Underwater grasping often suffers from visual failure due to turbidity, glare, and self-occlusion of the gripper, lacking reliable pre-contact perception. This work proposes integrating lightweight active electrolocation into an octopus-inspired soft robotic gripper, introducing this modality for the first time as a complementary sensing approach to vision in soft underwater manipulation systems. By employing a discrete electrode arrangement and off-the-shelf hardware, multi-channel voltage signals are acquired under excitation voltages of 5–20 V across frequencies from 1 mHz to 1 kHz. Experiments demonstrate that conductive spherical objects elicit distinct and structured voltage responses, confirming the feasibility and effectiveness of this method for pre-contact underwater perception.

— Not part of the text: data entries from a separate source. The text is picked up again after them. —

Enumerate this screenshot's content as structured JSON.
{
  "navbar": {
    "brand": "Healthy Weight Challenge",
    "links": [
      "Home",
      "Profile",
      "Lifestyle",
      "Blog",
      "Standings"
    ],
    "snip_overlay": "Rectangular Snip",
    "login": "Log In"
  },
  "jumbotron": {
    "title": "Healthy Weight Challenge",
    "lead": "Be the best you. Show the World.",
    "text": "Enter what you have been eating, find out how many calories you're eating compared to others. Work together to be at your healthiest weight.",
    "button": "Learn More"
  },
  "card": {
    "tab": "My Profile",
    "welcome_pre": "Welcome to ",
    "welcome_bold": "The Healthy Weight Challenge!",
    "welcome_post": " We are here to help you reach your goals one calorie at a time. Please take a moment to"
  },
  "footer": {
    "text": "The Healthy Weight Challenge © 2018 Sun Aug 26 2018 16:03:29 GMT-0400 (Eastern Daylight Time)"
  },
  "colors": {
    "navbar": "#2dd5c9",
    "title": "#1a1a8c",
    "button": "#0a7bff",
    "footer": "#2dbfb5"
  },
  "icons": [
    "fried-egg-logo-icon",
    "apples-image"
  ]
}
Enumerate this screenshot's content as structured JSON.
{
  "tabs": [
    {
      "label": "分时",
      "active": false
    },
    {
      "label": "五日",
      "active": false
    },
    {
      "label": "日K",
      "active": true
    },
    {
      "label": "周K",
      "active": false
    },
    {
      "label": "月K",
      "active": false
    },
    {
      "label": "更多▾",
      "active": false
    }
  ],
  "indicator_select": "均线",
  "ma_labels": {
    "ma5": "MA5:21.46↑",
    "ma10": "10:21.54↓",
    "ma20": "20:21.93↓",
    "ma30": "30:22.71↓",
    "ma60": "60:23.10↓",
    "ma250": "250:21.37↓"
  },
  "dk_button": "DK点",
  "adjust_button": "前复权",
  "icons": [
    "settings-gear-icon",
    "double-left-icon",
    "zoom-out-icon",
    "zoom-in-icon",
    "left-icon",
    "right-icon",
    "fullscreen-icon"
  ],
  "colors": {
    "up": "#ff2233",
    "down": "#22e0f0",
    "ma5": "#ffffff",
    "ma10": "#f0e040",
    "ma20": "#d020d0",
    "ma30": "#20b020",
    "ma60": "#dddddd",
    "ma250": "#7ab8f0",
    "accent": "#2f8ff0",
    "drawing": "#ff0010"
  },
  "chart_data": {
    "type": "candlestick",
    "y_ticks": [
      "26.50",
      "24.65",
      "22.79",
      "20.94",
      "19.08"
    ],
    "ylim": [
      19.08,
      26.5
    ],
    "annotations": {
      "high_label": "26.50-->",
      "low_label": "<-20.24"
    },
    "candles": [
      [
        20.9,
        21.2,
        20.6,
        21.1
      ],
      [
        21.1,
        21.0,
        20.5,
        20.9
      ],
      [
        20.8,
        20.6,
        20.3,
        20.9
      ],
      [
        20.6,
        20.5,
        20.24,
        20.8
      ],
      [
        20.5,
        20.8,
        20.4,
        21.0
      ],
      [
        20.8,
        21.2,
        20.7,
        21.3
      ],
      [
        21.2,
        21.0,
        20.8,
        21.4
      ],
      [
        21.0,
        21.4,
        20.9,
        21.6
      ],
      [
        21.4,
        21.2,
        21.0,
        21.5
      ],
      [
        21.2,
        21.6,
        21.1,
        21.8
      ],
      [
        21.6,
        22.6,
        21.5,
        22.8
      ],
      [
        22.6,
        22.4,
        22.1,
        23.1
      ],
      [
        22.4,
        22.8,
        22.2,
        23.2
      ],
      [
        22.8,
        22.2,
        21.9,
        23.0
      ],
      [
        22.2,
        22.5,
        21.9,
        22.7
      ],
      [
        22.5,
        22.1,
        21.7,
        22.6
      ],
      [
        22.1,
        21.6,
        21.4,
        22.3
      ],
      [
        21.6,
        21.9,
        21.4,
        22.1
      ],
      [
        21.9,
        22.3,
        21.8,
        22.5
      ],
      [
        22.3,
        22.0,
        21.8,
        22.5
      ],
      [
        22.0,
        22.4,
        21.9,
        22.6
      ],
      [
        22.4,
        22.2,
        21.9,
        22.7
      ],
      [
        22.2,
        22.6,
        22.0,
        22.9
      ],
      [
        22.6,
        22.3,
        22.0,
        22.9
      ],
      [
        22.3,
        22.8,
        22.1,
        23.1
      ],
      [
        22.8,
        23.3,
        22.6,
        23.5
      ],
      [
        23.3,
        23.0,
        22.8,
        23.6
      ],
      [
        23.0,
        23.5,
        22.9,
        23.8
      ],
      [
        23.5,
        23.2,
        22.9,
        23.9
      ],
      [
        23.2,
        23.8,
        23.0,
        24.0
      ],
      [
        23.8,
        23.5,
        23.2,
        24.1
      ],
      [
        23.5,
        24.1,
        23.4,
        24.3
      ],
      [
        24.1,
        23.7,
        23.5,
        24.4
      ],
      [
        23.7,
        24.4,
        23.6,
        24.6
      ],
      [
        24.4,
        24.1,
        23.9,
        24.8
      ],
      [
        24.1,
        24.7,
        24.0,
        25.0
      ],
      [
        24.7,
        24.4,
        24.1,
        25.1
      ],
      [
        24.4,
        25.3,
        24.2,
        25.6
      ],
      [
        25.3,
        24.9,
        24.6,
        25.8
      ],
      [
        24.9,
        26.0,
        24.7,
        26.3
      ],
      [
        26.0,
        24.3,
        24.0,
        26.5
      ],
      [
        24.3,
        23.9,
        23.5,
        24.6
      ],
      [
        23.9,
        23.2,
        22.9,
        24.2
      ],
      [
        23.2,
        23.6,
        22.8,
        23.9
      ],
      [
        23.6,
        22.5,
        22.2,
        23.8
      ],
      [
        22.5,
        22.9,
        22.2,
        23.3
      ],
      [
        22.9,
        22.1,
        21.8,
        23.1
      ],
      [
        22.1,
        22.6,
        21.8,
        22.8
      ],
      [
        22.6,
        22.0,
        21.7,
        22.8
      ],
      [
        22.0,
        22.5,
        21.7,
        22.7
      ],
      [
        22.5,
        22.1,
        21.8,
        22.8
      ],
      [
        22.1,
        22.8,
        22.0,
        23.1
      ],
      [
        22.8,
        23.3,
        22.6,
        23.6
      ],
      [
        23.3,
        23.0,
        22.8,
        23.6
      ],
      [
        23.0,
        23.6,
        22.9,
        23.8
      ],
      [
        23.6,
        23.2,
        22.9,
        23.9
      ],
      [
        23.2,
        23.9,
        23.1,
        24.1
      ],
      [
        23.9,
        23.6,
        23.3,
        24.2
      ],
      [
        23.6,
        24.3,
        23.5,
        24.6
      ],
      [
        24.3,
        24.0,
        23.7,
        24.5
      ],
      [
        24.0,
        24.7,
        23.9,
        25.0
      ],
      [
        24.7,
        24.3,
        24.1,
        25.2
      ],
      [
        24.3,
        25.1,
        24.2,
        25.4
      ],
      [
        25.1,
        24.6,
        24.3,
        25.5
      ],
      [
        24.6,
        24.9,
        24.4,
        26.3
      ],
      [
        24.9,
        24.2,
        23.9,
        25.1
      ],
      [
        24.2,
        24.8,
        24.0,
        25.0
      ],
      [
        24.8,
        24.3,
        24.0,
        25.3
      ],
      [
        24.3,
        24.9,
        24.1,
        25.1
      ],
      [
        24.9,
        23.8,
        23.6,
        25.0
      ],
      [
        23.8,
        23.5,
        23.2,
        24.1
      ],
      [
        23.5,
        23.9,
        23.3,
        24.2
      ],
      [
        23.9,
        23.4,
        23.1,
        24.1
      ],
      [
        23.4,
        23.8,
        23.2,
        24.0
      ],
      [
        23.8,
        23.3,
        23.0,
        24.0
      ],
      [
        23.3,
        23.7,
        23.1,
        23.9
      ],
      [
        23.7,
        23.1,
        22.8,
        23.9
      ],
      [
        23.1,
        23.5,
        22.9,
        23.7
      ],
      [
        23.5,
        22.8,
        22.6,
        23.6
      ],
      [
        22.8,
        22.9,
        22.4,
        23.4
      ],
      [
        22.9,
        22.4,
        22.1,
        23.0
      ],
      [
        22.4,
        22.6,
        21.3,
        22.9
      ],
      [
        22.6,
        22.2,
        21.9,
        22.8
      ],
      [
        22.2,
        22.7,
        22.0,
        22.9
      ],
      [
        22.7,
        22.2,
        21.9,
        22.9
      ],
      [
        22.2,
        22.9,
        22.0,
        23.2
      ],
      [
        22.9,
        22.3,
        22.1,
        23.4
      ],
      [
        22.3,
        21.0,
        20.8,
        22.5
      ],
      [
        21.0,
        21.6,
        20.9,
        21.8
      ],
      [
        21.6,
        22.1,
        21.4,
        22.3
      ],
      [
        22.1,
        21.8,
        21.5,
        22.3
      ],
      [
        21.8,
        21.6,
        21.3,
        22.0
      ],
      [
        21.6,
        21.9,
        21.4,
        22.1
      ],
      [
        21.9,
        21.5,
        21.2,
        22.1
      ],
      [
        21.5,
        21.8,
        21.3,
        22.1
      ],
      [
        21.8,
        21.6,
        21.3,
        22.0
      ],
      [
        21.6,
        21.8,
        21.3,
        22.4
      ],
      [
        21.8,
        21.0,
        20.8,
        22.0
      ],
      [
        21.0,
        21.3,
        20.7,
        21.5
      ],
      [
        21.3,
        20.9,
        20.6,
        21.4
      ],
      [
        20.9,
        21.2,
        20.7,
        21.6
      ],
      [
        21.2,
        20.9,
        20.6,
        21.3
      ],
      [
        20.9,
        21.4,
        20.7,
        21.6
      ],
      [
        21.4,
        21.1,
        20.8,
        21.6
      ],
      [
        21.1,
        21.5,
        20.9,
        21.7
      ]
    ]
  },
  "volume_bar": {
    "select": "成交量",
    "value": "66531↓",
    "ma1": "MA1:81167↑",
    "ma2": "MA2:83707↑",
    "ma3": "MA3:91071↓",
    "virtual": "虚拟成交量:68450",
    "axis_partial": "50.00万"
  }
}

Underwater manipulation often occurs under degraded visibility due to turbidity, glare, and gripper occlusion, limiting the reliability of vision-based perception during approach and grasping. In such settings, soft grippers are well suited for compliant interaction, but they typically lack an onboard pre-contact cue that can guide approach and closure when vision is unreliable. This extended abstract explores active electrosense as a lightweight sensing modality that can provide a proximity-like signal prior to contact by measuring perturbations of an applied electric field in conductive media. We instrument an octopus-inspired gripper with a discrete electrode layout and record multi-channel sensing voltages using off-the-shelf hardware. Simulation and tank experiments with a suspended conductive sphere show structured, object-dependent changes in the multi-electrode voltage readout relative to empty-water baselines, with detectability varying across excitation of 5 to 20 V and frequencies from 1 mHz to 1 kHz. These findings motivate systematic investigation of gripper-integrated electrosense as a complementary pre-contact cue for underwater soft manipulation.